Michael Bay’s Transformers is one of those movies where almost everything seems to be wrong with it. The actual plot of the film is a bloated, lumbering, stumbling mass of incoherent conflicts that all eventually crash together, and it seems to last forever. It’s only about two and a quarter hours long, but it feels like being dragged facedown behind a slow-moving car on a ten-mile-long gravel driveway.

And it’s dripping with racism (the only non-buffoonish black person is a soldier), sexism (the camera does everything but lick Mikaela) and an uncomfortable level of military fetishization. The entire subplot about the soldiers in the desert could have been written out of the story, and we would have gotten a much leaner film. But Michael Bay has to crowbar soldiers in there somehow!

But the worst part of the movie is, I think, the characters. Michael Bay seems to write three kinds of characters:

  1. Noble and perfect soldiers.
  2. Hot girls who are really smart so objectifying them (“Criminals are HOT!”) isn’t creepy.
  3. Violently annoying idiots who do stupid stuff in order to be funny.

Those are the only kinds of characters in these movies.
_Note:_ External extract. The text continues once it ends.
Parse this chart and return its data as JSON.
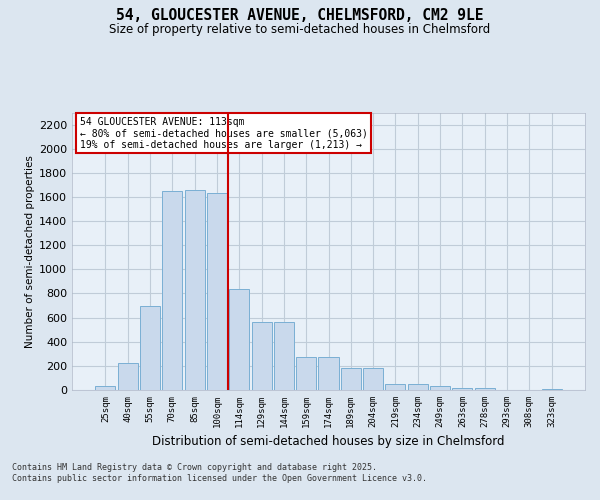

And that last category accounts for 95% of the characters, including almost all of the giant alien robots. Optimus Prime is presented as a wise and noble leader here, for instance, but he consistently bumbles through just about every situation – when visiting Sam’s house, he and the other Autobots stumble around causing as much damage and being as noticeable as possible. Because funny.

But the human characters are the worst perpetrators – entirely for the LOLZ, many of them run around jabbering and screaming, stuffing their faces with food and making annoying sex jokes. Shia Labeouf’s Sam is perhaps the most obvious example, since his yammering and shouting is front and center, but his parents are the most obnoxious examples. These are characters specifically made to be funny in their stupidity, but instead they feel like a cheese grater on my nerves. John Turturro’s character isn’t much better; he exists to be peed on by Bumblebee and lech on underage girls.

The best thing I can say about Transformers is that if you switch your brain off… all the way off… you might enjoy the explosions and sexy women. Might. A very big might. But if that isn’t enough to justify over two hours of movie, then this film will be Chinese water torture.